Cameron Creek, Kilkee

Cameron Creek, Kilkee

Recent comment on our web site, about the Blue Pool, put me in mind of Cameron Creek, named by us, after Roddie, a member of the original scouting party who first discovered the location and a dear friend and colleague of many of the Limerick Divers.

It is important to bear in mind that we had no boat at that time and were strictly limited to shore diving, hence the search for adventurous new locations. Stories from fishermen of deep waters off the Blue Pool in Baltard Bay, brought us to the area and we were not to be disappointed. A long (approx. 15 minute) trek, across fields and flat-rock beach, carrying full gear, brought us to our destination.

Our very first dive off the perfect rocky entry point took place on June 17th 1962 with fellow divers Johnnie Ryan, Dougie Brislane and Cyril Foster. My dive log of that day records the following:  “Hit the century today for the first time, great dive, wonderful spot. Poor weather gave us disappointing conditions and visibility. No trouble at all getting to 100 ft. Johnnie and self got gorgonian, Dougie and I spotted it at the same time, I was nearer, so I collected it. I picked up a 3 lb. crawfish and missed another. I must abandon my gaff, it’s too awkward. Very funny today, we sat at 80ft. flooding and clearing our face masks. Very cold at 100ft.”  It was a 25 min dive.

We continued to enjoy many more dives and experience some rather hairy adventures in the Creek for the next two years or so, until boat diving became available and long site treks became rather less of a necessity.
However, to this day there are many intrepid shore divers within our club (I see you, John Allen, Mike Hynes, Liam O’Connell, Brian Crowe, Victor Brown et al.) who would not be averse to undertaking long hauls saddled up with full diving gear, so with that in mind, in company with, or should I say minded by, Marcus McMahon of the Kilkee Oceanlife Dive Centre, I recently explored the accessibility of the location.

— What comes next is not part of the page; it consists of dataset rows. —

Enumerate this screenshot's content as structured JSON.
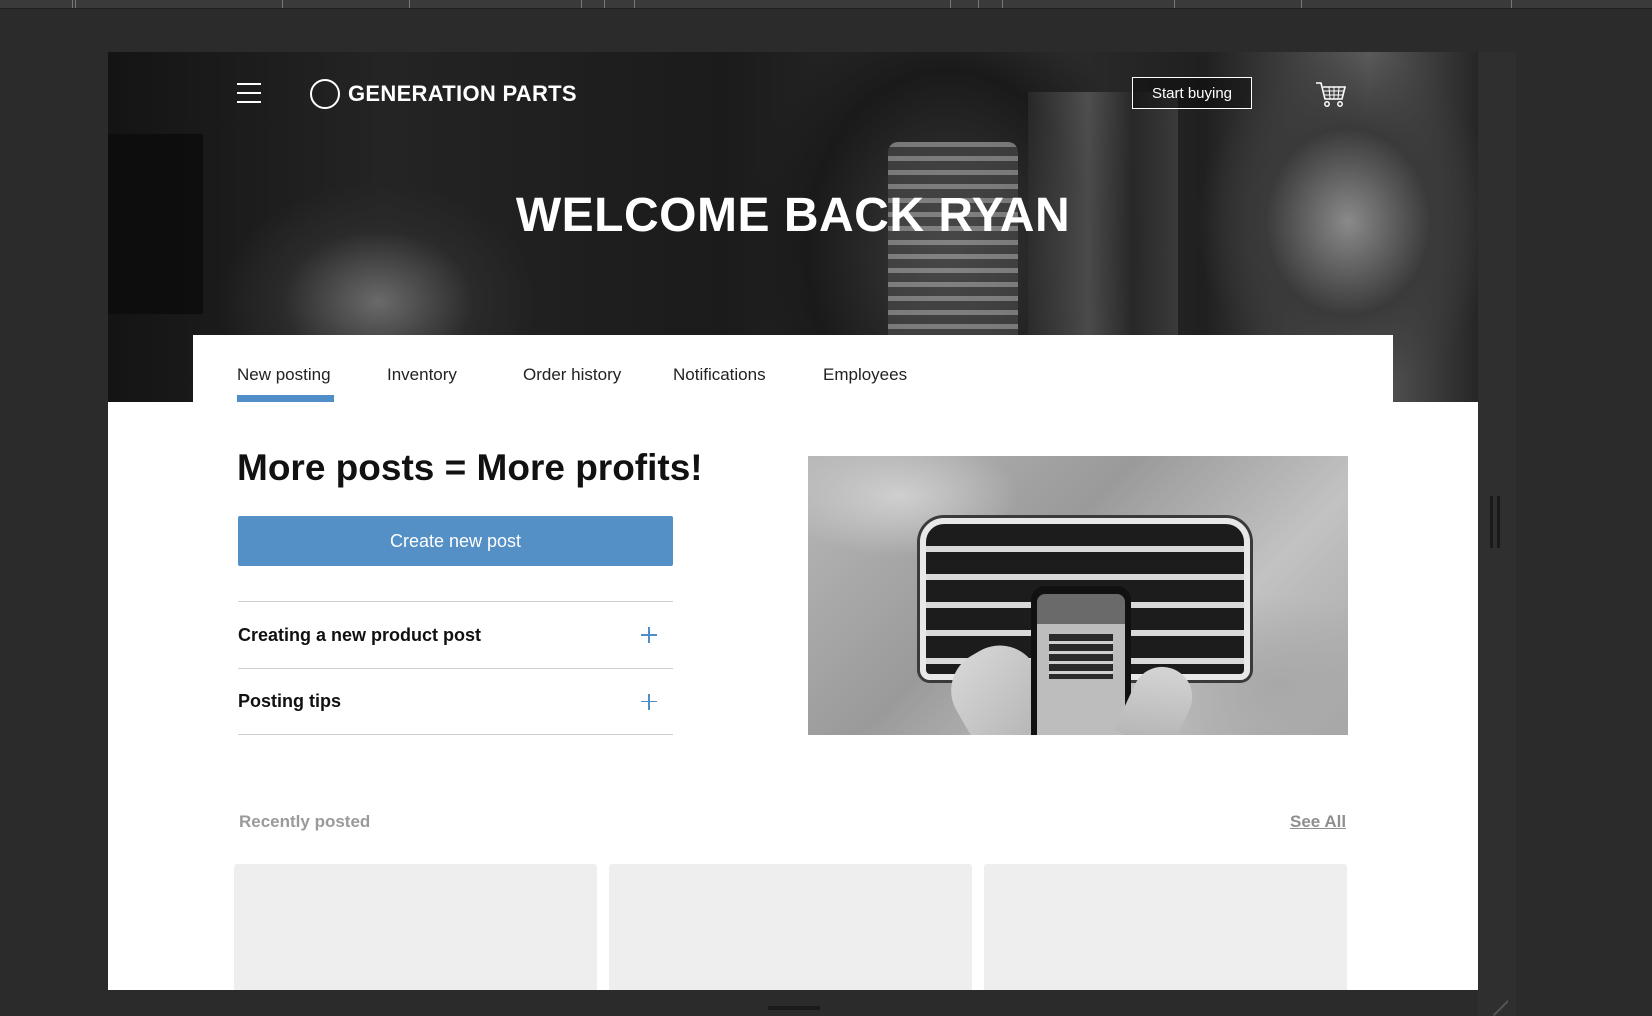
{
  "header": {
    "brand": "GENERATION PARTS",
    "start_buying_label": "Start buying",
    "menu_icon": "hamburger-menu-icon",
    "logo_icon": "circle-logo-icon",
    "cart_icon": "shopping-cart-icon"
  },
  "hero": {
    "title": "WELCOME BACK RYAN"
  },
  "tabs": {
    "items": [
      {
        "label": "New posting",
        "active": true
      },
      {
        "label": "Inventory",
        "active": false
      },
      {
        "label": "Order history",
        "active": false
      },
      {
        "label": "Notifications",
        "active": false
      },
      {
        "label": "Employees",
        "active": false
      }
    ]
  },
  "main": {
    "headline": "More posts = More profits!",
    "create_button_label": "Create new post",
    "accordion": [
      {
        "label": "Creating a new product post",
        "icon": "plus-icon"
      },
      {
        "label": "Posting tips",
        "icon": "plus-icon"
      }
    ]
  },
  "recent": {
    "label": "Recently posted",
    "see_all_label": "See All",
    "card_count": 3
  },
  "colors": {
    "accent": "#5490c6",
    "page_background": "#ffffff",
    "canvas_background": "#2b2b2b",
    "card_placeholder": "#eeeeee"
  }
}
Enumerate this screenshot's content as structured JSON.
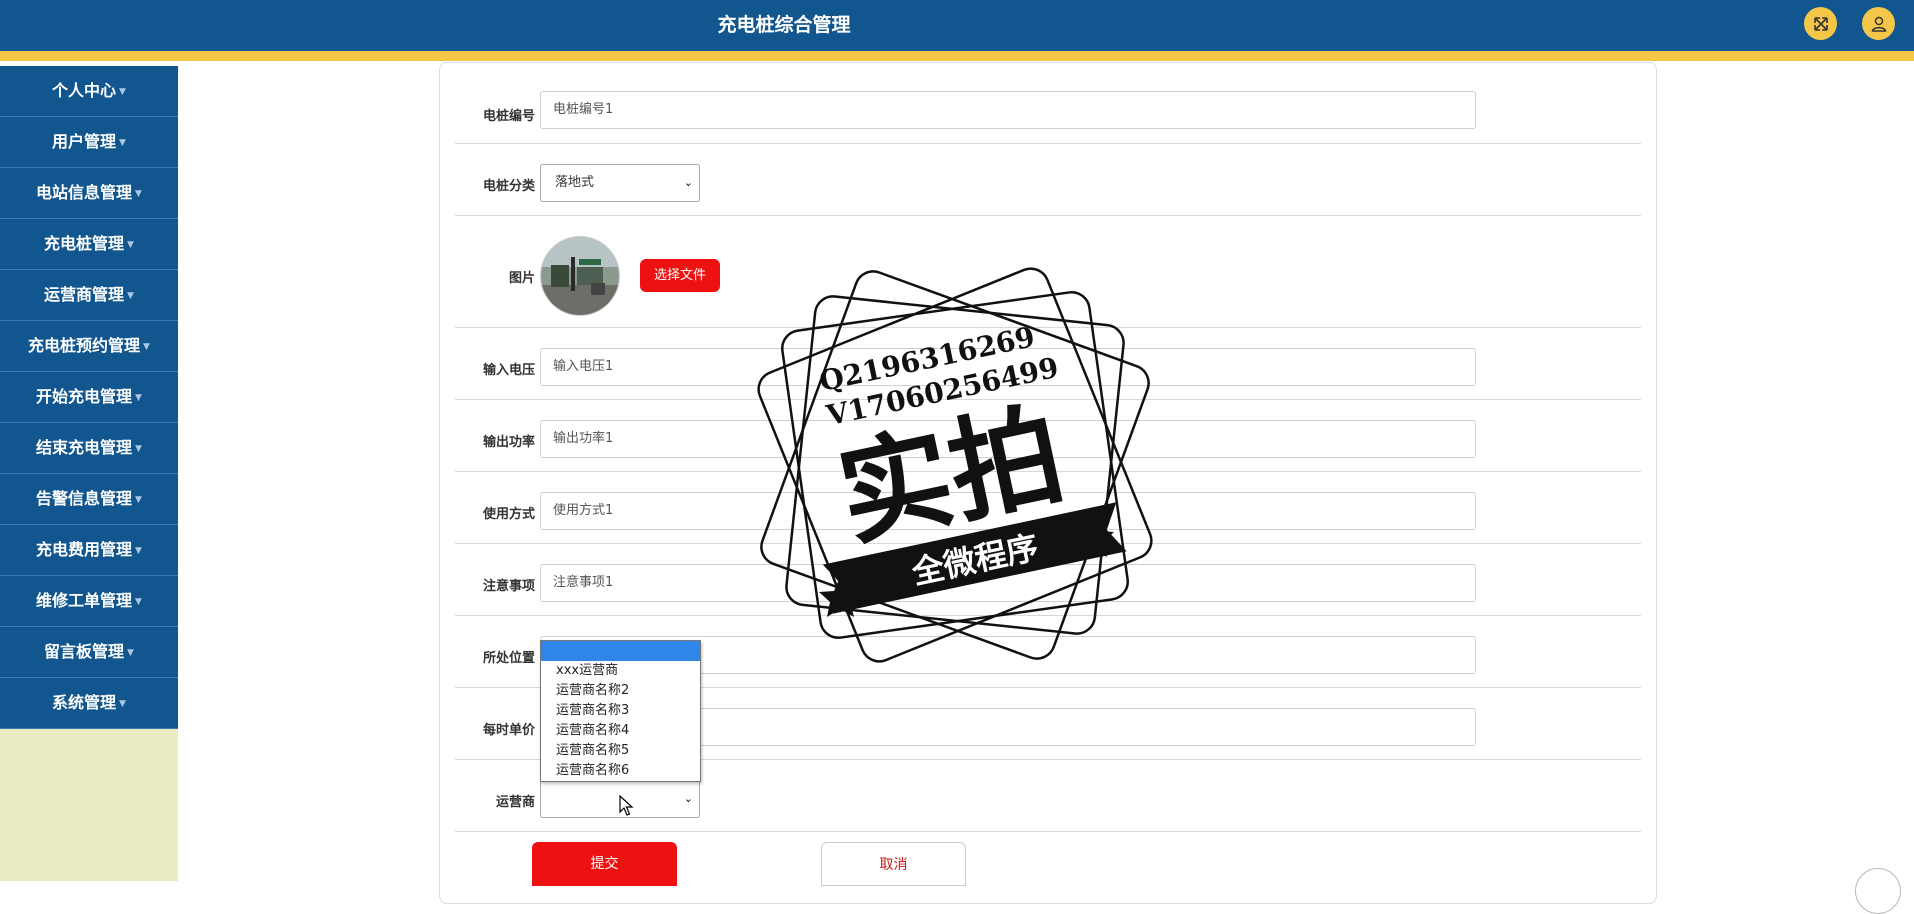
{
  "header": {
    "title": "充电桩综合管理",
    "icons": [
      "fullscreen-icon",
      "user-icon"
    ],
    "bg_color": "#12568f",
    "accent_color": "#f5c748"
  },
  "sidebar": {
    "items": [
      {
        "label": "个人中心"
      },
      {
        "label": "用户管理"
      },
      {
        "label": "电站信息管理"
      },
      {
        "label": "充电桩管理"
      },
      {
        "label": "运营商管理"
      },
      {
        "label": "充电桩预约管理"
      },
      {
        "label": "开始充电管理"
      },
      {
        "label": "结束充电管理"
      },
      {
        "label": "告警信息管理"
      },
      {
        "label": "充电费用管理"
      },
      {
        "label": "维修工单管理"
      },
      {
        "label": "留言板管理"
      },
      {
        "label": "系统管理"
      }
    ]
  },
  "form": {
    "pile_number": {
      "label": "电桩编号",
      "value": "电桩编号1"
    },
    "pile_category": {
      "label": "电桩分类",
      "value": "落地式"
    },
    "image": {
      "label": "图片",
      "button": "选择文件"
    },
    "input_voltage": {
      "label": "输入电压",
      "value": "输入电压1"
    },
    "output_power": {
      "label": "输出功率",
      "value": "输出功率1"
    },
    "usage": {
      "label": "使用方式",
      "value": "使用方式1"
    },
    "notes": {
      "label": "注意事项",
      "value": "注意事项1"
    },
    "location": {
      "label": "所处位置",
      "value": ""
    },
    "hourly_price": {
      "label": "每时单价",
      "value": ""
    },
    "operator": {
      "label": "运营商",
      "value": "",
      "options": [
        "",
        "xxx运营商",
        "运营商名称2",
        "运营商名称3",
        "运营商名称4",
        "运营商名称5",
        "运营商名称6"
      ]
    },
    "submit_label": "提交",
    "cancel_label": "取消"
  },
  "watermark": {
    "line1": "Q2196316269",
    "line2": "V17060256499",
    "big": "实拍",
    "banner": "全微程序"
  }
}
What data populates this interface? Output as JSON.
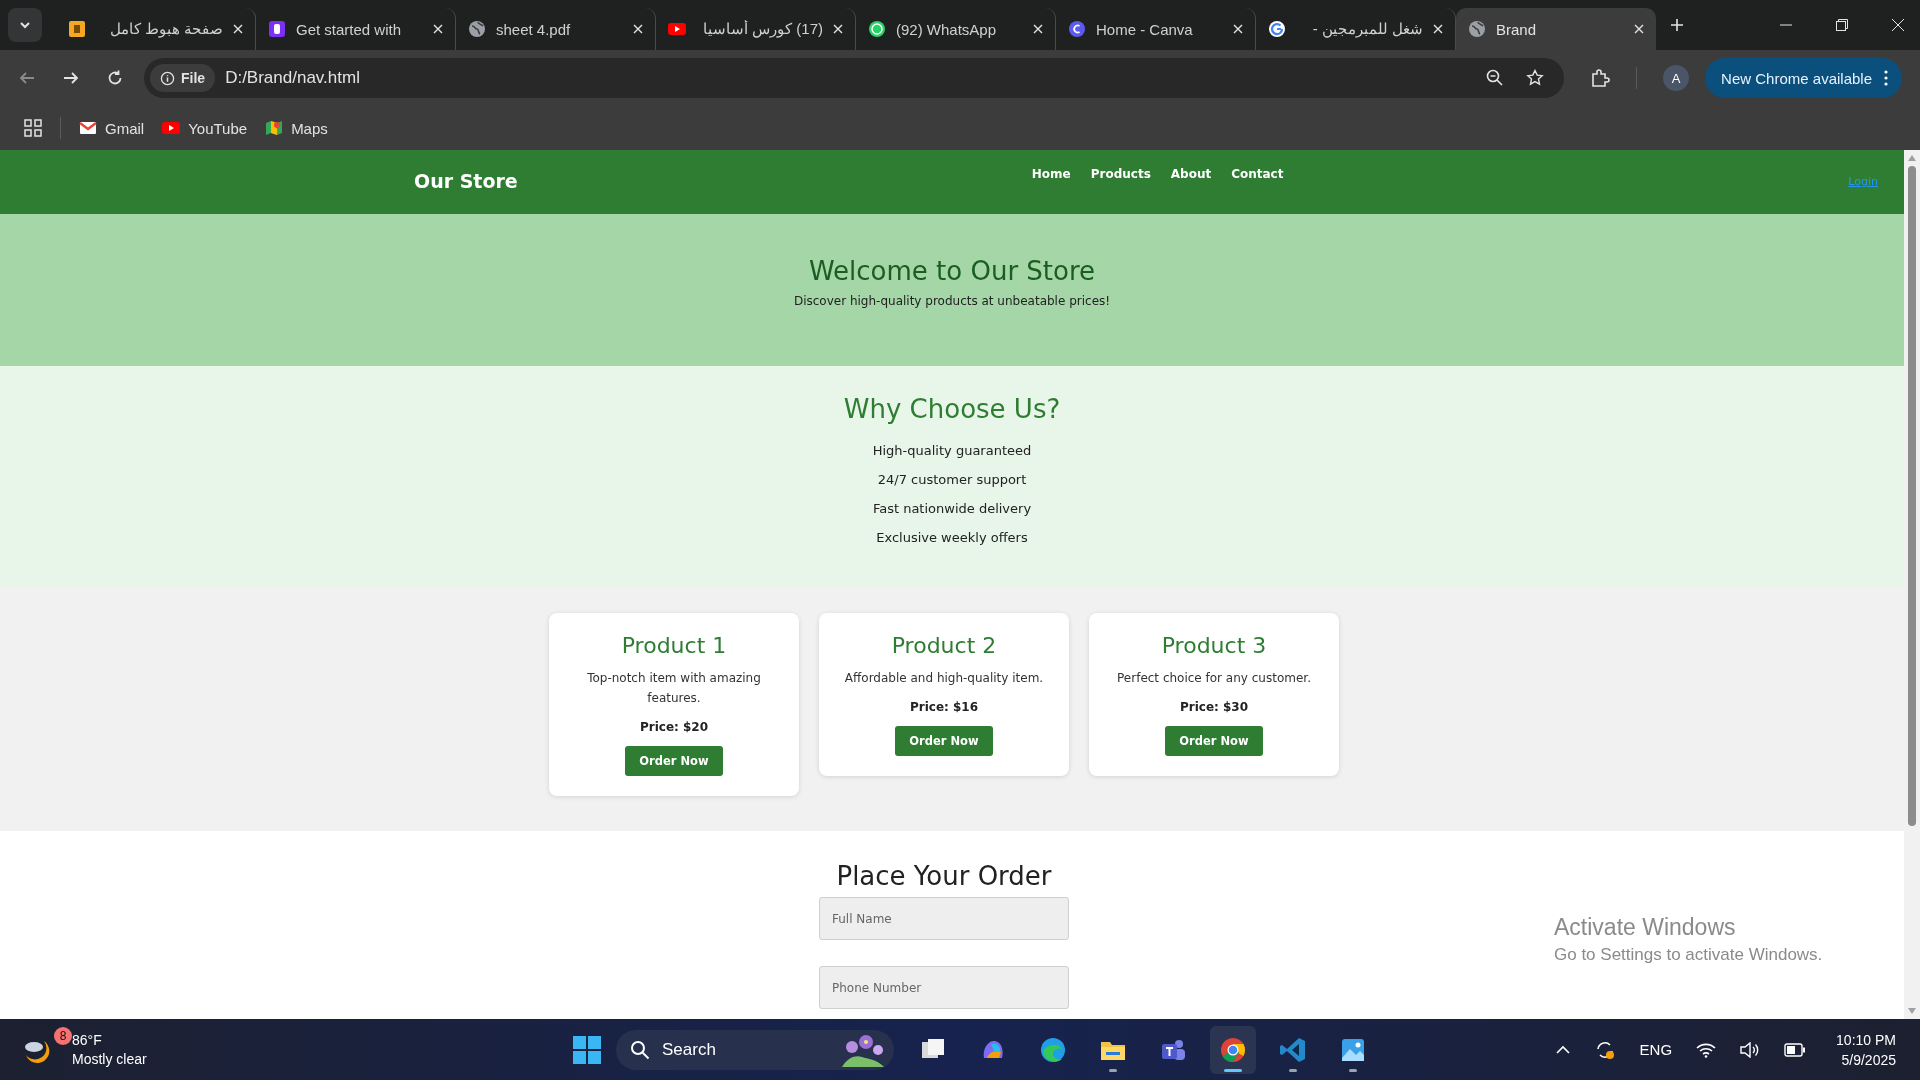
{
  "tabs": [
    {
      "kind": "orange",
      "title": "صفحة هبوط كامل",
      "selected": false
    },
    {
      "kind": "bootstrap",
      "title": "Get started with",
      "selected": false
    },
    {
      "kind": "globe",
      "title": "sheet 4.pdf",
      "selected": false
    },
    {
      "kind": "youtube",
      "title": "(17) كورس أساسيا",
      "selected": false
    },
    {
      "kind": "whatsapp",
      "title": "(92) WhatsApp",
      "selected": false
    },
    {
      "kind": "canva",
      "title": "Home - Canva",
      "selected": false
    },
    {
      "kind": "google",
      "title": "شغل للمبرمجين -",
      "selected": false
    },
    {
      "kind": "globe",
      "title": "Brand",
      "selected": true
    }
  ],
  "address": {
    "scheme": "File",
    "url": "D:/Brand/nav.html"
  },
  "profile": "A",
  "update_button": "New Chrome available",
  "bookmarks": [
    {
      "kind": "gmail",
      "label": "Gmail"
    },
    {
      "kind": "youtube",
      "label": "YouTube"
    },
    {
      "kind": "maps",
      "label": "Maps"
    }
  ],
  "site": {
    "brand": "Our Store",
    "nav": [
      "Home",
      "Products",
      "About",
      "Contact"
    ],
    "login": "Login",
    "hero": {
      "title": "Welcome to Our Store",
      "subtitle": "Discover high-quality products at unbeatable prices!"
    },
    "why": {
      "title": "Why Choose Us?",
      "items": [
        "High-quality guaranteed",
        "24/7 customer support",
        "Fast nationwide delivery",
        "Exclusive weekly offers"
      ]
    },
    "products": [
      {
        "name": "Product 1",
        "description": "Top-notch item with amazing features.",
        "price": "Price: $20",
        "button": "Order Now"
      },
      {
        "name": "Product 2",
        "description": "Affordable and high-quality item.",
        "price": "Price: $16",
        "button": "Order Now"
      },
      {
        "name": "Product 3",
        "description": "Perfect choice for any customer.",
        "price": "Price: $30",
        "button": "Order Now"
      }
    ],
    "order": {
      "title": "Place Your Order",
      "fields": [
        {
          "placeholder": "Full Name"
        },
        {
          "placeholder": "Phone Number"
        }
      ]
    }
  },
  "activation": {
    "title": "Activate Windows",
    "subtitle": "Go to Settings to activate Windows."
  },
  "taskbar": {
    "weather": {
      "badge": "8",
      "temperature": "86°F",
      "condition": "Mostly clear"
    },
    "search": "Search",
    "apps": [
      {
        "kind": "taskview",
        "open": false,
        "selected": false
      },
      {
        "kind": "copilot",
        "open": false,
        "selected": false
      },
      {
        "kind": "edge",
        "open": false,
        "selected": false
      },
      {
        "kind": "explorer",
        "open": true,
        "selected": false
      },
      {
        "kind": "teams",
        "open": false,
        "selected": false
      },
      {
        "kind": "chrome",
        "open": true,
        "selected": true
      },
      {
        "kind": "vscode",
        "open": true,
        "selected": false
      },
      {
        "kind": "photos",
        "open": true,
        "selected": false
      }
    ],
    "language": "ENG",
    "time": "10:10 PM",
    "date": "5/9/2025"
  }
}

Head off on the Doonbeg road out of Kilkee, take the second turn left after Belaha Church (the road for the White Strand). Proceed approximately 1 kilometer as far as Baltard National School. Head straight through this small crossroad, for less than a kilometer. Inside the wooden fence you will see a small private road, (not there in our day), through a field leading down to the sea. Having accessed this road through a gate and later, another gate, the road runs out in the field. Having made friends with the bulls and heifers, haul yourself and your gear across the field and flat-rock beach to the dive site.


From Cameron Creek, Kilkee

Entry is quite simple, egress similarly so, but do be aware of the potential of the sea hereabouts to turn from quite calm to boiling. It has happened to us, but that’s a story for another day! From entry, turning right, snorkel through the large pool area as far as the sheer wall off the small island on your left ahead! Here we go now, submerge in whatever your style is, to find a glorious deep wall dive vista opening out before you! Your dive can bring you to an open sea face, which can make returning to base quite difficult if there happens to be any kind of sea running against you through the creek through which you exited the Pool. Alternatively and perhaps more desirably, you should cross the sound and return via the right side rock face back to the safe waters of the (open) Pool.
I have not dived here since the early 60’s, so my recall may be subject to dispute but for sure, it must have been something special to have stayed in my mind for so very long.

Reillys Surfing Wave

Cameron Creek is also an ideal and in most sea conditions, fabulous and safe snorkeling site.
Nearby, across the wide expanding flat-rock, you may see the newly discovered and widely acclaimed Reilly’s surfing wave. Not for the inexperienced or faint- hearted, is this one!

(see photo). If your interest is in any way inclined towards the expanding sport of surfing, you might care to log on to the web site:, and view the movie which features some awesome footage taken in the area. (Thanks for this Dave).
I have made contact with the friendly farmer, Mr. Hayes who owns this land and has constructed a small roadway. He is agreeable to have divers visit, provided they keep the gates closed and respect the security of his horses and cattle!

Of course, in “our day”, there was no such roadway, so our trek involved a much longer haul through many fields and fences (see photo) but of course, the divers of those days were much tougher men and women!!!!!
Let’s see who will be the first of our present “Hardies” to brave the odds in search of a magical dive.